Dilip subsequently left India and moved to Singapore with his wife and daughter in 2008 to join the institution. He had no problems adjusting to life here since India was equally fast-paced and even more competitive than Singapore. “In Singapore, everyone is talented in their own way and wants to achieve their goals, which is very similar to India. But Singapore is more relaxed and calm for me. Life here became easier and more convenient. It’s like a paradise for me and my family,” Dilip says.

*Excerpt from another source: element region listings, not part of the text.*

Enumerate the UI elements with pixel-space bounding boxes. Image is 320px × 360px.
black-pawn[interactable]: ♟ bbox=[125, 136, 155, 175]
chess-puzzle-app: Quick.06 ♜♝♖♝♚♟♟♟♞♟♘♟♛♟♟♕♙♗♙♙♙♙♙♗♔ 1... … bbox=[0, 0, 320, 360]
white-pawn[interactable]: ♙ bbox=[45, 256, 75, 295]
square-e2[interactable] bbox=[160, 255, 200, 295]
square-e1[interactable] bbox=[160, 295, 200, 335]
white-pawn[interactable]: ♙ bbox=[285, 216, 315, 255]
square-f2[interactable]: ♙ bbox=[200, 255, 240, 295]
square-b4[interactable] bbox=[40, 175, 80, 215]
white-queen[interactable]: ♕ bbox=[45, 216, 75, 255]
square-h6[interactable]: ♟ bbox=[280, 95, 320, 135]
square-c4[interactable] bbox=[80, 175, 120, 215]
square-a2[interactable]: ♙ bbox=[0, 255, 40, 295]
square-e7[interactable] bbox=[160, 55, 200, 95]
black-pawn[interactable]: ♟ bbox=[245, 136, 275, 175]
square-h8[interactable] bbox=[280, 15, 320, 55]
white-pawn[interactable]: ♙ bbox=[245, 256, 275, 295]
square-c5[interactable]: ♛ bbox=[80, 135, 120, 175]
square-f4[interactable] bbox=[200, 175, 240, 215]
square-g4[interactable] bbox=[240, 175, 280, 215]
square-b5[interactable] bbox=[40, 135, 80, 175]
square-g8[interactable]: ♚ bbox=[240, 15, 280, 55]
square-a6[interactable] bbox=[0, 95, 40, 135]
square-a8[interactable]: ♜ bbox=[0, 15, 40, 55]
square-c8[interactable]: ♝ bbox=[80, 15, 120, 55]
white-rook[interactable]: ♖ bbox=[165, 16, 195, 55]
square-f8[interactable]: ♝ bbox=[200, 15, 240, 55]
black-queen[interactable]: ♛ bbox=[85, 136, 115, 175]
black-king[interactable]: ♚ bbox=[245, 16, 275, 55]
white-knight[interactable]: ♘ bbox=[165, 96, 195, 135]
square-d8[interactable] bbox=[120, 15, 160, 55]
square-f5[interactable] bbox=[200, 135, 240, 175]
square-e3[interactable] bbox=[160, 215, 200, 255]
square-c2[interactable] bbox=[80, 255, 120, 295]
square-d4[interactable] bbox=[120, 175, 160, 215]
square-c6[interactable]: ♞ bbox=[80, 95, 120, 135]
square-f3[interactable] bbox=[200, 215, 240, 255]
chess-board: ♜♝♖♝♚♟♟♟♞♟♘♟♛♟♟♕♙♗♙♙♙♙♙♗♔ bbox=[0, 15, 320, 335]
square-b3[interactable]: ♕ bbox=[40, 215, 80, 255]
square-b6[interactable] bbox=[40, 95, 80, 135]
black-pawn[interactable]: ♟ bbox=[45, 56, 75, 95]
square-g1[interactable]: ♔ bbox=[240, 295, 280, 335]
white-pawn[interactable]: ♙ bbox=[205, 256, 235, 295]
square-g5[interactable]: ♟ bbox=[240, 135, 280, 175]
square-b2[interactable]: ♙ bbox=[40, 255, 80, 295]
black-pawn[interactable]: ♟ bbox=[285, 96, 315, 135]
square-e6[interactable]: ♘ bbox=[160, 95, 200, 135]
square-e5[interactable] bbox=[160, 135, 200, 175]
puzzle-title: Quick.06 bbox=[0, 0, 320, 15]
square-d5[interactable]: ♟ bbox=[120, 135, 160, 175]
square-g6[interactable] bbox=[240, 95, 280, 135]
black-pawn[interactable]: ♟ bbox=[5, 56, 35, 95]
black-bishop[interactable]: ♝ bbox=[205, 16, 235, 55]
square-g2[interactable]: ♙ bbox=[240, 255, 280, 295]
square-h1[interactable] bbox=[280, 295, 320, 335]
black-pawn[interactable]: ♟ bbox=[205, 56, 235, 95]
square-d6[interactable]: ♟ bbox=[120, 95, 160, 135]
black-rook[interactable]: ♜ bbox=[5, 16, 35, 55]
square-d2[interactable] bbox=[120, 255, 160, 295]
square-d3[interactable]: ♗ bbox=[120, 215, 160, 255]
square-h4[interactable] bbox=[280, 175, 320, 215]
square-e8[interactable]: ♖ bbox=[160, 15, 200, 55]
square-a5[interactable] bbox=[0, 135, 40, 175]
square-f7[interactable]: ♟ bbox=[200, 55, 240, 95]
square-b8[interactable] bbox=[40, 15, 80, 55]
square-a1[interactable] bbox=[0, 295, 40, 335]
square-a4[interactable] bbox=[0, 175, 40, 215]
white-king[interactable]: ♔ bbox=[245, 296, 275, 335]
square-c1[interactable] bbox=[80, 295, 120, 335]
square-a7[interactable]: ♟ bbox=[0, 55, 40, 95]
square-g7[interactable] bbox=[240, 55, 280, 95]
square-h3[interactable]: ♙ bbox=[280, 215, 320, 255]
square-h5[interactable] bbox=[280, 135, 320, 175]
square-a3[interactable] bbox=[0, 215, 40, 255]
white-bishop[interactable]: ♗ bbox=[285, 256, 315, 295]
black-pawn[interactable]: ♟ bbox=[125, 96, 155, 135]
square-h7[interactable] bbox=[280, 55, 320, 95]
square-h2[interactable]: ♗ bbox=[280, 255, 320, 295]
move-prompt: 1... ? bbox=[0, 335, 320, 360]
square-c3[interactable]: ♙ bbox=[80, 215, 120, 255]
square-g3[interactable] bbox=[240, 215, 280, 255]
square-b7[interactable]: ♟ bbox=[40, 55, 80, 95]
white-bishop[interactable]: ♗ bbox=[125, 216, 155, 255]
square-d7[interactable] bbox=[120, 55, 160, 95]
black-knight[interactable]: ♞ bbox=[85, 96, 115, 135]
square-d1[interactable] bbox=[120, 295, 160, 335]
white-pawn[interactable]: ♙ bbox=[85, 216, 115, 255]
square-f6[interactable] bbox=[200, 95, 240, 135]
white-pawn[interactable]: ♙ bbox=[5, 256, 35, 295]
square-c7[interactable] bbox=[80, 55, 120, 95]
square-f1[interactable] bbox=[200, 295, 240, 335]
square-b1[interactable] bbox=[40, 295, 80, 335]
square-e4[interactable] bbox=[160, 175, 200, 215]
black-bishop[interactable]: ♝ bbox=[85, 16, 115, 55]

In DigiPen (Singapore), Dilip teaches foundational classes like ART 125 (Tone, Color and Composition I) and ART 201 (Life Drawing II). Of all his classes, ART 234 (Survey of Sequential Art) is his favorite because it deals with his core expertise. Since joining DigiPen (Singapore), Dilip says he has not looked back. “One of my main motivations for going into teaching was to have an avenue to reach out to budding artists. I used to be one myself, and I want to share my knowledge with them and witness them become successful, top-notch artists,” he says. “I love to see how my students grow throughout the years, from being beginners in art to being able to skillfully apply their knowledge in the real world. I always feel the proudest of them on graduation day, and I’m happiest when graduates make the time to drop by and say hello to me.”
Beyond his love for teaching, Dilip is also constantly inspired by DigiPen (Singapore)’s approach to the arts. “I am proud to be part of DigiPen (Singapore), because I admire how the curriculum for the BFA program keeps evolving and improving according to the needs of the industry. This, in turn, challenges me to keep learning so that I constantly improve my own skills as well,” he says. As part of his own learning journey, Dilip was given the opportunity to travel to the Redmond campus in the U.S. to undergo training. Some of his best memories are the times where he was mentored and guided by program director Jazno Francoeur and former dean of faculty Prasanna Ghali. These experiences, he says, helped to refine his own skillsets as an artist and also made him a better educator.
Though he has already spent a decade with DigiPen (Singapore), Dilip’s journey here is far from over. He hopes that the next 10 years on campus will be equally dynamic so that the school and its programs will remain relevant to the growing digital economy. It’s a future he intends to witness for himself. “My wish is for DigiPen (Singapore) to continue being a top school for game development and arts worldwide,” he says. “I can’t wait for what’s to come, and I can confidently say that I will be around for the 20th anniversary of DigiPen (Singapore) as well.”